I’ve made it a habit to include a minimum of four vegetable colours each time I go grocery shopping. These minimum colours being green (lettuce/greens, parsley, zucchini, cucumber, asparagus, green peppers, green beans, snow/sugar snap peas), purple (eggplant), orange (carrots, orange peppers, yams) and red (red peppers, tomatoes). I pick other colours too, but this is the bare minimum.
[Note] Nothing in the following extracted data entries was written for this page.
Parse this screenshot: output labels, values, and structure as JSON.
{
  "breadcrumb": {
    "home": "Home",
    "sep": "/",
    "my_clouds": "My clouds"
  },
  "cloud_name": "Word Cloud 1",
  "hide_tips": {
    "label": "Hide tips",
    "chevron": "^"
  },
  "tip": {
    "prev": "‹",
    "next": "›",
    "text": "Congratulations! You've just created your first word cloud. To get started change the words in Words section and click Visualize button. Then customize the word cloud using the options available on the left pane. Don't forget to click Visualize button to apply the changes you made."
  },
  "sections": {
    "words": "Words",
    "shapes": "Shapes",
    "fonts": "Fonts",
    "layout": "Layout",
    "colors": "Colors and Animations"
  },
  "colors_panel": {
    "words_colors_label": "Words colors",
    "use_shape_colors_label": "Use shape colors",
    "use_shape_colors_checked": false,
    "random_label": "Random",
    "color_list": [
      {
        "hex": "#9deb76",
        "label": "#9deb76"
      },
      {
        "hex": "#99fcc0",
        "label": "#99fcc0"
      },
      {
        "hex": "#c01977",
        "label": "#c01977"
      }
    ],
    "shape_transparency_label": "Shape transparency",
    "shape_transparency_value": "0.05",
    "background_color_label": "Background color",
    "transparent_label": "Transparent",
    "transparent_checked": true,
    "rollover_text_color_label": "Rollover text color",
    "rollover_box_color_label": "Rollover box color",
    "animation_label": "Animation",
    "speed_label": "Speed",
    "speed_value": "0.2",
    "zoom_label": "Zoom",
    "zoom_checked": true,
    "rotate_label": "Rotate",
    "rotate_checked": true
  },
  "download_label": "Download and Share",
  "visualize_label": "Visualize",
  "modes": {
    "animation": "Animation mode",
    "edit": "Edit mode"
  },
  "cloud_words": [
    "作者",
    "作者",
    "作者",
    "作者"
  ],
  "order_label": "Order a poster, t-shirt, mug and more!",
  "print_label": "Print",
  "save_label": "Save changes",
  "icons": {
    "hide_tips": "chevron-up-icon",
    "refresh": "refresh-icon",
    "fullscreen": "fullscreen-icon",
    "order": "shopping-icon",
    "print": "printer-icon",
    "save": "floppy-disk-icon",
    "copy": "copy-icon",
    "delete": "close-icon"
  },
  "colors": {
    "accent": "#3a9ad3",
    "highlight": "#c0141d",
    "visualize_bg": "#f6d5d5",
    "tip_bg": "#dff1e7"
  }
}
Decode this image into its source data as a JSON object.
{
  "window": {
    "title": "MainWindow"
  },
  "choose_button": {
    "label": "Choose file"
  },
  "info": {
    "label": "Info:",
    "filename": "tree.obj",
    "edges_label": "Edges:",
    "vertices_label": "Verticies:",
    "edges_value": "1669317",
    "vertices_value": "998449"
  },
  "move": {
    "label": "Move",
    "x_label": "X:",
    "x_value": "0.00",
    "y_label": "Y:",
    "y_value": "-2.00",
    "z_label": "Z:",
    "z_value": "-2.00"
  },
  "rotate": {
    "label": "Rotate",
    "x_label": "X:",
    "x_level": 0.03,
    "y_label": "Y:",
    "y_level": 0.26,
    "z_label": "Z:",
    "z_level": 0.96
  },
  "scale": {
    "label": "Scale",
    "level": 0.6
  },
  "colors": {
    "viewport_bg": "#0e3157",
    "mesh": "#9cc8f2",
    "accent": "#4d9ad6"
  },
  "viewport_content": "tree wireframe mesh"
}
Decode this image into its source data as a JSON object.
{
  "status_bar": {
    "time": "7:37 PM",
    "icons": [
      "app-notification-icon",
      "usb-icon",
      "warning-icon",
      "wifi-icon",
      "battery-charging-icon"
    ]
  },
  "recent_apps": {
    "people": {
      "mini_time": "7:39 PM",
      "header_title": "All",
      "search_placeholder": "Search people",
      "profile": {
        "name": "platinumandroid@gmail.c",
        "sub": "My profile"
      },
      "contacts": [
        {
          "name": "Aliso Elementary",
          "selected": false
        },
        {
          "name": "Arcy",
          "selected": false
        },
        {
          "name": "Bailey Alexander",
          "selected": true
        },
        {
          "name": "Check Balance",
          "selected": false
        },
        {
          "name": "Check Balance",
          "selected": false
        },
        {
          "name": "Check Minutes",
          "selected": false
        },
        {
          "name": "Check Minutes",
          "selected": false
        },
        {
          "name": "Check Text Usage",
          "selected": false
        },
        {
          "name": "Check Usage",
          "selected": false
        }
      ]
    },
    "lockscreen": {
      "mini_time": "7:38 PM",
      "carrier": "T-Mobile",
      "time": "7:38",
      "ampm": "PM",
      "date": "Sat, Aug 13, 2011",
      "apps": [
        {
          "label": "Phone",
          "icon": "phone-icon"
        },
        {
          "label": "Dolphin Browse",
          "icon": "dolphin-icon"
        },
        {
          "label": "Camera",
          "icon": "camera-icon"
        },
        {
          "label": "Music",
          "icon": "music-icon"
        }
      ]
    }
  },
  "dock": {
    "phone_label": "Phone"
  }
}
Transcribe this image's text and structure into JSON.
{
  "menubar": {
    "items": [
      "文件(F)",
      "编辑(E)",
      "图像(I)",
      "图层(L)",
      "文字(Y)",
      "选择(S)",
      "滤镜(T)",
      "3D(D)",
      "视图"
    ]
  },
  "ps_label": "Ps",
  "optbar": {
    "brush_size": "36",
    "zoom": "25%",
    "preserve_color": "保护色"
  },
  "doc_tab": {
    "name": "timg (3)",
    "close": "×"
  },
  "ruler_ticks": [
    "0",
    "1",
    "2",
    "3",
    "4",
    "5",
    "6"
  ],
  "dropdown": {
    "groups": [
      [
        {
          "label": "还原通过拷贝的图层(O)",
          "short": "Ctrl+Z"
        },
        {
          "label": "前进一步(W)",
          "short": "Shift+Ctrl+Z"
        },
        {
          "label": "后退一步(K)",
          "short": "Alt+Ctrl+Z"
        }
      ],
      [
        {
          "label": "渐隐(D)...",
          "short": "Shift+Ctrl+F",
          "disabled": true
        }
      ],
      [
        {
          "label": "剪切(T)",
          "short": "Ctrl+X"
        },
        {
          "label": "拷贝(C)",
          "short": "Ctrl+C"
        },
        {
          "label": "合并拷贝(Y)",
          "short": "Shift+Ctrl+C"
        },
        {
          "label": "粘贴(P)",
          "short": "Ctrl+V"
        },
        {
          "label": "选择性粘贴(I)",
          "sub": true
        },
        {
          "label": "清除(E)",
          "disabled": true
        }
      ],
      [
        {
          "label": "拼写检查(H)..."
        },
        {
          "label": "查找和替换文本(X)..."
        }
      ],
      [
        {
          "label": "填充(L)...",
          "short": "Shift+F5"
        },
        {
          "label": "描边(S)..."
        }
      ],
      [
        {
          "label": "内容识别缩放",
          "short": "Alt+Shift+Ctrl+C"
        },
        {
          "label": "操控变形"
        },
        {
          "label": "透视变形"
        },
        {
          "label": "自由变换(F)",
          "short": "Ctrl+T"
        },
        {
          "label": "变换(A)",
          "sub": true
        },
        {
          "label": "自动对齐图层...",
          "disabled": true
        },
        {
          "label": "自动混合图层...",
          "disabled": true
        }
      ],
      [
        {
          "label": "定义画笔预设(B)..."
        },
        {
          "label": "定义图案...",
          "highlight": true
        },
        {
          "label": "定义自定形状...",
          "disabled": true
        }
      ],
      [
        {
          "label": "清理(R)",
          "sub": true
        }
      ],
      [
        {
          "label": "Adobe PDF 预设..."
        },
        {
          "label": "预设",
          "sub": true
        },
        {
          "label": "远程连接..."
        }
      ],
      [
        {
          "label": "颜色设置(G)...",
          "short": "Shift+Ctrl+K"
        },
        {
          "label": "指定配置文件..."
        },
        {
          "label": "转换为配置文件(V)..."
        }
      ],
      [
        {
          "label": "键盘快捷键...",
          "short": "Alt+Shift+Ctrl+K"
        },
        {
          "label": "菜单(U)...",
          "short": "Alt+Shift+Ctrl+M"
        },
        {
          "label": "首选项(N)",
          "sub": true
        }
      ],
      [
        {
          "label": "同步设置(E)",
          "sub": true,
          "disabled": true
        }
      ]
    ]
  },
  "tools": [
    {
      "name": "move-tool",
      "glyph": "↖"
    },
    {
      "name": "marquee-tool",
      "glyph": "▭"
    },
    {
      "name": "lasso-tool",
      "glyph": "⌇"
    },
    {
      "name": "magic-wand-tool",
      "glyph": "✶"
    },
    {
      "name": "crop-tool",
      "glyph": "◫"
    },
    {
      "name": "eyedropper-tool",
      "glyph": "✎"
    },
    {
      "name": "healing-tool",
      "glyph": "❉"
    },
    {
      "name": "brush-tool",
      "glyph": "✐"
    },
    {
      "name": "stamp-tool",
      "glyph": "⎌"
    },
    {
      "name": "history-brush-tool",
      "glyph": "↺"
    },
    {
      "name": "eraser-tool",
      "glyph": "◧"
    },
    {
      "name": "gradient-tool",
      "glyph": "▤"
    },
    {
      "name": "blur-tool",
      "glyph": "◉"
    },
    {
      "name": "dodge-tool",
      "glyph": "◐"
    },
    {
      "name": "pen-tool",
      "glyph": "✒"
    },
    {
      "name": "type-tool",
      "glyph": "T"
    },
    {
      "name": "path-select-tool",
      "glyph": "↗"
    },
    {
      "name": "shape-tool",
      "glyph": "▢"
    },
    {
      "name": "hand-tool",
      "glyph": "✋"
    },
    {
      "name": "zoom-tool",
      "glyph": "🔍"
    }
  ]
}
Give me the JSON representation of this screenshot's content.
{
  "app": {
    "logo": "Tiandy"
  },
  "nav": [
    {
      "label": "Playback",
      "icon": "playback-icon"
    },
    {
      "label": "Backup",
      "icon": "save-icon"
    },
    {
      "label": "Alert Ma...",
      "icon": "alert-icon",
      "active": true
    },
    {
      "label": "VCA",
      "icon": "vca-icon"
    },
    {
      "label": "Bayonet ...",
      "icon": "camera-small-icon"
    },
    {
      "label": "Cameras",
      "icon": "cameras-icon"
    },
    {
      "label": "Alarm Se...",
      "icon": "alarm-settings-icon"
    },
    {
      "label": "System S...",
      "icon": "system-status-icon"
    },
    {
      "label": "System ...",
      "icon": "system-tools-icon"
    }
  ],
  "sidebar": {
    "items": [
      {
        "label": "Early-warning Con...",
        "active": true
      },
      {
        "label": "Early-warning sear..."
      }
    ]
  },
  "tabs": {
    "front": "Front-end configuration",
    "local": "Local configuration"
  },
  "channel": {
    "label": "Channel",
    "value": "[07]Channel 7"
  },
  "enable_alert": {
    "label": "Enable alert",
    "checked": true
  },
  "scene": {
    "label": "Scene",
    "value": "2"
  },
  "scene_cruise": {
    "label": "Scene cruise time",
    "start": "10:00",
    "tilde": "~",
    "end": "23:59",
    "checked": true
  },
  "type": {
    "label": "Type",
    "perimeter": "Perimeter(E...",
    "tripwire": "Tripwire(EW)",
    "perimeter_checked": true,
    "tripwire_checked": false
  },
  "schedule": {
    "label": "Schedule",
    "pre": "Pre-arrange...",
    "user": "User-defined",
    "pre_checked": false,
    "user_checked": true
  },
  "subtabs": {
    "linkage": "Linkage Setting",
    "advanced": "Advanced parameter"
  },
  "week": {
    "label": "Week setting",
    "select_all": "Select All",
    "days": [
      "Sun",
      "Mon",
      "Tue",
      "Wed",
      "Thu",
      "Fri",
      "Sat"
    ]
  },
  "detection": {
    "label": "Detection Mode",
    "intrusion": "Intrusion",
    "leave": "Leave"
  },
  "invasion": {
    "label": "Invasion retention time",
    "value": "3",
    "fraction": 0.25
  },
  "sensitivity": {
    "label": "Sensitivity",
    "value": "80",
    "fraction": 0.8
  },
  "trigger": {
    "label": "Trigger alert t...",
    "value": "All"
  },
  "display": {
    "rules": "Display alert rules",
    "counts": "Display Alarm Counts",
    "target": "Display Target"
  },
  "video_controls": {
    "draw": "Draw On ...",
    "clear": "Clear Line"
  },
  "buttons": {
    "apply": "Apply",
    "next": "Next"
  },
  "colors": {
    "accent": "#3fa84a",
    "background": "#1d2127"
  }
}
I had my purple (eggplant) sitting in the fridge, but had made a baba ganoush the previous week, so I wanted to try something new. When you Google “eggplant”, one of the most common dishes you will find is a parmigiana. Parmigiana is a Southern Italian dish, that consists of eggplant, tomato sauce and cheese. The eggplant is pan-fried (either on its own, or brushed with egg whites and dipped in bread crumbs), and then these items are layered in a dish and baked. Many people falsely assume that the name of the dish refers to the dish using parmesan cheese, however this is not the case. (You can actually use any type of cheese with this dish.) Some countries have replaced the eggplant with different types of meat, and served this dish over pasta. In my opinion, doing so makes it an entirely different dish. (I’ve had a “Chicken Parmigiana”, and it tastes completely different from this classical dish.) As soon as I read the description of what this dish consisted of, I decided to give it a go! Of course, I had to add in my own little touches to make it my own, so here’s my recipe for an above average parmigiana! (To prevent confusion, I’ve titled it “Eggplant Parmigiana” so that no one is mistaken with the “parmigiana” dishes that contain meat. However, feel free to experiment with adding in chicken.) Enjoy! 😉
This recipe makes 4 servings.
- 1 medium-sized eggplant
- 3-4 egg whites
- about 1 cup breadcrumbs
- 2 tbsp EV olive oil
- 3-4 cloves garlic
- 1/4 medium red onion
- 1/4 tsp cayenne pepper
- 1/2 tsp paprika
- 1 cup tomato sauce
- 1 cup grated marble cheese
- About 1/4 cup chopped chives
- About 1/4 cup chopped parsley
- Pre heat oven to 350 C
- Wash and slice eggplant in half lengthwise, and then cut each half into 1/4 inch slices. (note: if you don’t like the skins, you can easily cut them off.)
- Sprinkle the slices with salt, and layer in a paper towel lined bowl.
- Lightly brush each eggplant slice with egg whites, then dip in breadcrumbs.
- Pan fry on medium heat until lightly browned, about 10-15 minutes (7 minutes per side). Note: you do not need to apply any oil to the pan, as the eggplant will act like a sponge and soak up and moisture as soon as it makes contact. This is also why it is important to sprinkle a small amount of salt on the eggplant prior to cooking it, as the salt will help to absorb some of the moisture that the eggplant holds in.
- Set aside in a paper towel lined bowl.
- Chop the parsley and chives.
- Mix the parsley and chives in a bowl with the grated cheese, and set aside.
- Pour the tomato sauce into a bowl.
- Finely dice the garlic and onion.
- In the frying pan, heat the oil over medium-high heat, and then add the garlic, onions, paprika and cayenne pepper.
- Cook on medium-high heat for about 5 minutes. Add the garlic and onion mixture to the tomato sauce.
- Place the items in layers in a glass baking dish, starting with the eggplant, then the sauce, then the cheese. Repeat this for 2-3 layers, or until the eggplant is finished. Ensure that cheese is at the top of the final layer.
- Optional: before applying the final layer of cheese, sprinkle about 1 tbsp of breadcrumbs over the sauce.
- Bake for 30-45 minutes, or until the cheese is melted and turning a light golden brown on the top and the sauce is starting to bubble.
It’s hard to make parmigiana look pretty, but boy does it ever taste good! Here is a picture of the finished product, served with some asparagus and parmesan cheese, and mini whole wheat pitas. The asparagus was cooked with my long time go-to method of simply sautéing the washed and prepared asparagus stalks with either extra virgin olive oil or butter, a light sprinkle of salt, and cooking over medium heat until the asparagus is a bright green colour. If you cook the asparagus past this point, it will become “floppy”. This method is my favourite because it really helps bring out the flavour of the asparagus, rather than unnecessarily masking it.